Saturday, January 19, 2013

Woman's Plight

Continuing on yesterday’s discussion, women are between a rock and a hard place and I for one do not have a solution.  I was raised to believe that a woman should aspire to a higher education and take on a career if she had the mind to do so.  My father was a real advocate for women being as capable of a profession such as medicine, law or engineering as men.  Reflecting back on that time, the 60’s, I wonder at my father because there were virtually no women in our neighbourhood who worked.  When I was growing up all the mothers on our street, or in the outlying neighbourhood were home.  I should know since I was pretty much everywhere in those days, playing with all the kids and since there were kids in every home but one on our street and if I wasn’t friends with them one of my siblings was I was in a position to know the mothers.  I’d see the mothers hanging out the laundry in the back yard because in those days there were no fences or hedges separating the yards.  In those days there was a breadman who delivered bread and twinkies and a milkman who delivered every dairy product because the family only had one car and as the mother was home she could take in the milk after it was delivered.  My mother had a running account that she paid every Monday (it hardly seemed like credit, that was just the honesty of the day).  My mother baked at least once a week, bread, cake, pies or cookies as did the other mothers in the neighbourhood.  I had never heard of a store bought birthday cake until I was a teenager.
       In that environment of complete homemaking I marvel that I was raised to consider a professional career.  Consequently I cannot fault women for wanting a higher education but it then becomes a double edged sword when she wants to marry and have a family.  How do you keep a career going and yet have the same lifestyle as your mother?  The truth is that you cannot.  No matter how good your intentions may be you simply cannot be in two places at once.  When a woman gets her college or university degree there is an invisible tag that goes with it which obligates a woman to put it to working use.  Rare was the woman in our class who felt that she could just marry and stay home.  In the 1970’s women went out to work whether they were high school or university graduates and they stayed working after they married and after they had children.  How or why that became the norm I cannot say with certain but that was definitely the new trend.  We were liberated.
       Somehow women have made it work but at what cost?  Forget about the toll on family life, on credit overruns and let’s just consider woman’s psyche.  It seems to me as I look around at my friends and colleagues that we are becoming more and more loaded down with duties as the years go by.  These duties are not any different from those of our mothers or grandmothers with the difference being that on top of these obligations we continue to work.  How much more can we carry?  Is it any wonder that women are now suffering heart disease as never before and despite advancements in medical knowledge?
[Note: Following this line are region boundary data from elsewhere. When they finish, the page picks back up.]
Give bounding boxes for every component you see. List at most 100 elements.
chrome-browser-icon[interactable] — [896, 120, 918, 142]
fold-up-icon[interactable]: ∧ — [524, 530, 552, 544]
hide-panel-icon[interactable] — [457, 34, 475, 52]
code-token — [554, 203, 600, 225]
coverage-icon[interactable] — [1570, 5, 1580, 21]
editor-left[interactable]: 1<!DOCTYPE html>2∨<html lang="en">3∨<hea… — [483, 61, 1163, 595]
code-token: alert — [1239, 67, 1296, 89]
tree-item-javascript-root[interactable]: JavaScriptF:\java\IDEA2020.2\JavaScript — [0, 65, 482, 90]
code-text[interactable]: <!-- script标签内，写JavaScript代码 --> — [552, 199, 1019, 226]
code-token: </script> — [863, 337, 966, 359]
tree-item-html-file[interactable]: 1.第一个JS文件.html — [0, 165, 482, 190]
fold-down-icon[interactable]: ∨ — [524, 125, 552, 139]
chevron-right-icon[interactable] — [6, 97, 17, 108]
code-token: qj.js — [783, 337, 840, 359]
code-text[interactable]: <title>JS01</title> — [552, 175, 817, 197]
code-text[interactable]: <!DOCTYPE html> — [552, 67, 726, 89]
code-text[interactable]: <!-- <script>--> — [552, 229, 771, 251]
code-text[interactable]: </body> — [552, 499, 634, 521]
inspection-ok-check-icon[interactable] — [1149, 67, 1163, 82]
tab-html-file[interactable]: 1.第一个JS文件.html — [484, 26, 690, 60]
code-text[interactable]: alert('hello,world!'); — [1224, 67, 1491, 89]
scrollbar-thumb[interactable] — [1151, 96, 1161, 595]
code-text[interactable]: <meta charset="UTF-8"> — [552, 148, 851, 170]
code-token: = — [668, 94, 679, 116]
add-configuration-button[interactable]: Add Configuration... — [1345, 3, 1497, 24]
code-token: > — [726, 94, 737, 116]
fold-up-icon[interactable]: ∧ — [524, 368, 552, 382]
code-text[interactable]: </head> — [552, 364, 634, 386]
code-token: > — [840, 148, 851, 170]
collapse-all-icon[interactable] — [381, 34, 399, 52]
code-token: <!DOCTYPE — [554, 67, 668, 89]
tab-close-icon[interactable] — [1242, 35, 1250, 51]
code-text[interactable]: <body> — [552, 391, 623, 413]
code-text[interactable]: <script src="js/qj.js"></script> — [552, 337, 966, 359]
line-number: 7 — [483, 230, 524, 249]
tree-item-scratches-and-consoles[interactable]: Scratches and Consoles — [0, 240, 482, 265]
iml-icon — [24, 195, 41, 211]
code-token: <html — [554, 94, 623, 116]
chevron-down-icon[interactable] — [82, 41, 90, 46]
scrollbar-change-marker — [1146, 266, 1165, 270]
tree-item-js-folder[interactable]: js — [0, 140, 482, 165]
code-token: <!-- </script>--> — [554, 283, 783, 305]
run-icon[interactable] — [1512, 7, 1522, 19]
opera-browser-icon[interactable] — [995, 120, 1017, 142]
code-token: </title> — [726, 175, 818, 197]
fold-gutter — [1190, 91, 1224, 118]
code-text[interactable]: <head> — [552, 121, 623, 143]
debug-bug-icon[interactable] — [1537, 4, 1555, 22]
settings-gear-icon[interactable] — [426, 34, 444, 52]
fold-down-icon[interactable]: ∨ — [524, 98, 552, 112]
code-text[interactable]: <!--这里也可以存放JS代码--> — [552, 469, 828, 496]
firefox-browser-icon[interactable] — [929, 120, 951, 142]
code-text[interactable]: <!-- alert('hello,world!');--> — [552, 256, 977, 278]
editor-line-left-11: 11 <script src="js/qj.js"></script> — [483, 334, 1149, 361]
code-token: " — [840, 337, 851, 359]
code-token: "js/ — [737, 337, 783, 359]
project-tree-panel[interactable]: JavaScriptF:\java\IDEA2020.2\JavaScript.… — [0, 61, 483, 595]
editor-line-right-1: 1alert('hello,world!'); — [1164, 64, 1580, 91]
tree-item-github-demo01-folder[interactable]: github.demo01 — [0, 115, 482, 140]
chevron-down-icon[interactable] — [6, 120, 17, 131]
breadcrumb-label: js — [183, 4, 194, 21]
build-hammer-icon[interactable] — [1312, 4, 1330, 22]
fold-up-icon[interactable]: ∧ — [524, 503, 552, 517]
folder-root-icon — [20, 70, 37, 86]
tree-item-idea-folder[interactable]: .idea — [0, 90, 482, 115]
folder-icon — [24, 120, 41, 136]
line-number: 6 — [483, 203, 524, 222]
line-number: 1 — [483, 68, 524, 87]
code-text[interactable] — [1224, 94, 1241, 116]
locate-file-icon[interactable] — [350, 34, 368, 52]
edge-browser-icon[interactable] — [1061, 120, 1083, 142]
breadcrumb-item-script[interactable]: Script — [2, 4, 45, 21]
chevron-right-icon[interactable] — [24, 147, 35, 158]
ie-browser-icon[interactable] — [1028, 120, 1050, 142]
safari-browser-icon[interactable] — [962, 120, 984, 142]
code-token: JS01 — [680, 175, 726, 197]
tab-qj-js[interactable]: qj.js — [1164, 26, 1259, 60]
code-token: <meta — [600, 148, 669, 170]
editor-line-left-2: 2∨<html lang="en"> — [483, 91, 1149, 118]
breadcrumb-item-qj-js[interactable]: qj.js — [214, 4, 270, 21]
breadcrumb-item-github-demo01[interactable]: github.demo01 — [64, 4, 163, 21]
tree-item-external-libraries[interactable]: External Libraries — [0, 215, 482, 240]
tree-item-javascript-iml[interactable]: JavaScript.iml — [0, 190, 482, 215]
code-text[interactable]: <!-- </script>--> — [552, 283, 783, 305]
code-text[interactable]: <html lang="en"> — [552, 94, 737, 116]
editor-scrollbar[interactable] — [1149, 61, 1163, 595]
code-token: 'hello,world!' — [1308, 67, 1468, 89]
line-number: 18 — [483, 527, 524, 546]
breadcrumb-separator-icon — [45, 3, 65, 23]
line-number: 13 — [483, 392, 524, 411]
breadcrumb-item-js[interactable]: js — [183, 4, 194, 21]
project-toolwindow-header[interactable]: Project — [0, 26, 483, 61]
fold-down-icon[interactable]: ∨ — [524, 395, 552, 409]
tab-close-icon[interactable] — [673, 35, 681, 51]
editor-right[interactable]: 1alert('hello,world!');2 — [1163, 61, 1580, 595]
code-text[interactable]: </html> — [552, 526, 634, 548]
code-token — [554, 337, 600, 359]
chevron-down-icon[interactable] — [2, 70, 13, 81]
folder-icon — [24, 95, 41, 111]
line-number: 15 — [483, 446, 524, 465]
       What do I mean by duties?  Adult children are still requiring attention in ever increasing numbers.  My generation of children went out to work at 18 and few were ever financially under our parents’ care again.  Today, according to Dr. Phil, there is a whole generation of boomrang kids who come back and forth to live under their parents’ roof for any number of reasons.  As well, while my generation for the most part paid for their own university education we are under the illusion that we are obliged to pay for our children’s education.  On top of that we are also now termed the sandwich generation because we are caring for our elderly parents since the country has gone so awry that the system hasn’t enough tax dollars to create affordable senior complexes or provide the medical care they ought to have.  Grandchildren are now part of the family and we become built in babysitters as well as feeling it is imperative to spoil them with lavish gifts.  Besides family obligations we also feel the need to do something for our community so we volunteer time to worthy causes.  Where does it stop?
       If women even have time to stop and ponder what is happening to them they look longingly back at their mothers’ lives and wonder why they cannot have that more leisurely pace of life.  All the lost moments when they might have been playing house with their kids, making doll clothes or wooden swords wrapped in tinfoil, taking them to the park to play on swings, slides and in sandboxes.  Baking a pie for after dinner coffee with the neighbours, neighbours who you hardly know because everyone leaves before daybreak and comes home after dark.  That world is gone now but we have our careers.  Was it worth it?